Dus, het ging echt om rente. Rente is namelijk zo ongeveer dat wat je krijgt als je met je beleggingen geen risico’s loopt. Dan koop je bijvoorbeeld staatsobligaties van een betrouwbaar land. Als je daarentegen riskante aandelen koopt, komt er nog een risicopremie bovenop en die werd in het begin dus niet belast. En de rente zelf volgens Zalm ook slechts zeer moderaat. Kortom, iedereen werd gematst. En daarom maakte het in het begin eigenlijk ook niet uit dat het fictieve rendement op een slechte manier werd berekend. Daarvoor was de heffing toen te laag. Maar inmiddels is dat al lang niet meer zo en daarom zijn de tekorten van de vermogensrendementsheffing nu pijnlijk zichtbaar.
Ik begrijp het niet. Er was een uitspraak van de Hoge Raad dat de vermogensrendementsheffing niet rechtvaardig is en in plaats van het nu goed te doen probeert het Ministerie van Financiën zich daar zo makkelijk mogelijk van af te maken, hoopt het erop met de hakken over de sloot nog net een oplossing te kunnen bereiken. De oude heffing wordt alleen hier en daar een beetje gewijzigd en voor de rest moet een enorme schijnzorgvuldigheid van de grondslagberekening maar verdoezelen dat de nieuwe heffing nog steeds niet goed is, ook niet als de plannen voor 2020 doorgaan. Wat is dit? Heeft het beste jongetje van de klas zijn dagje niet? Kan het ze allemaal niet schelen? Of is dit misschien een symptoom voor dat ergens anders in het ministerie nog veel grotere problemen zijn?
Internationaal gezien is de Nederlandse vermogensrendementsheffing een erg vreemde eend in de bijt, want in het buitenland belasten ze meestal de vermogenswinsten. Eigenlijk probeert het Ministerie van Financiën zelf ook de vermogenswinsten te belasten, maar het bijzondere is dat het ministerie dit op, zeg maar, haar eigen manier probeert te doen, wat dus niet lukt. Toch blijft het ministerie ook met de plannen voor 2020 deze verkeerde weg volgen. Staatssecretaris Snel merkte op dat daar veel tijd voor nodig is omdat het allemaal zo moeilijk is en dat geloof ik ook.
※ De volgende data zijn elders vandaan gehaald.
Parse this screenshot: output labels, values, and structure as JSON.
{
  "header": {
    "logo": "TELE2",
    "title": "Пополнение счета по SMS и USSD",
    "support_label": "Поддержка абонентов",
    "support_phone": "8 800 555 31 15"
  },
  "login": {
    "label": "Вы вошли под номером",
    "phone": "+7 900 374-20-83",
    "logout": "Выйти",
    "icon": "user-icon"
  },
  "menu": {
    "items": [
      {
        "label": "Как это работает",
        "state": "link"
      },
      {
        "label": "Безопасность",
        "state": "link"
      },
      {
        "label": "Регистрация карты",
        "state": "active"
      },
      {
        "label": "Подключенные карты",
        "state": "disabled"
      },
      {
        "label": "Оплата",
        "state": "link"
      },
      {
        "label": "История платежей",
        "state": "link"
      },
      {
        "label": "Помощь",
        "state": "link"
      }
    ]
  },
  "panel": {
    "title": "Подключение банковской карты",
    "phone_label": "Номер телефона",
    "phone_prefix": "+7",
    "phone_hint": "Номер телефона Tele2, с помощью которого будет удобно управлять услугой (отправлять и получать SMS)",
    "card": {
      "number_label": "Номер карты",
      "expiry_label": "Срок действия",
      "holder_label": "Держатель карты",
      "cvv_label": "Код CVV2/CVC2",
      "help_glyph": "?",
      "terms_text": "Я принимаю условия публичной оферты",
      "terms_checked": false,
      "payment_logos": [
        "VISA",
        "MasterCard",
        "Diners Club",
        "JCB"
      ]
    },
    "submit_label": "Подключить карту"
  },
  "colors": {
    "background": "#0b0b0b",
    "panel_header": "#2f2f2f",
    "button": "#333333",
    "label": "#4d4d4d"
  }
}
Wat oorspronkelijk door Vermeend als vereenvoudiging werd ingevoerd, wordt nu zelf ook steeds moeilijker uit te voeren omdat het ministerie eigenlijk iets probeert te berekenen wat helemaal niet te berekenen is. Wat een verspilling. Hoeveel problemen moeten nog worden opgelost, hoeveel projecten opgezet, rapporten geschreven, vergaderingen bijgewoond, software ontwikkeld, uren in de file gestaan, potloden geslepen? Voor dit.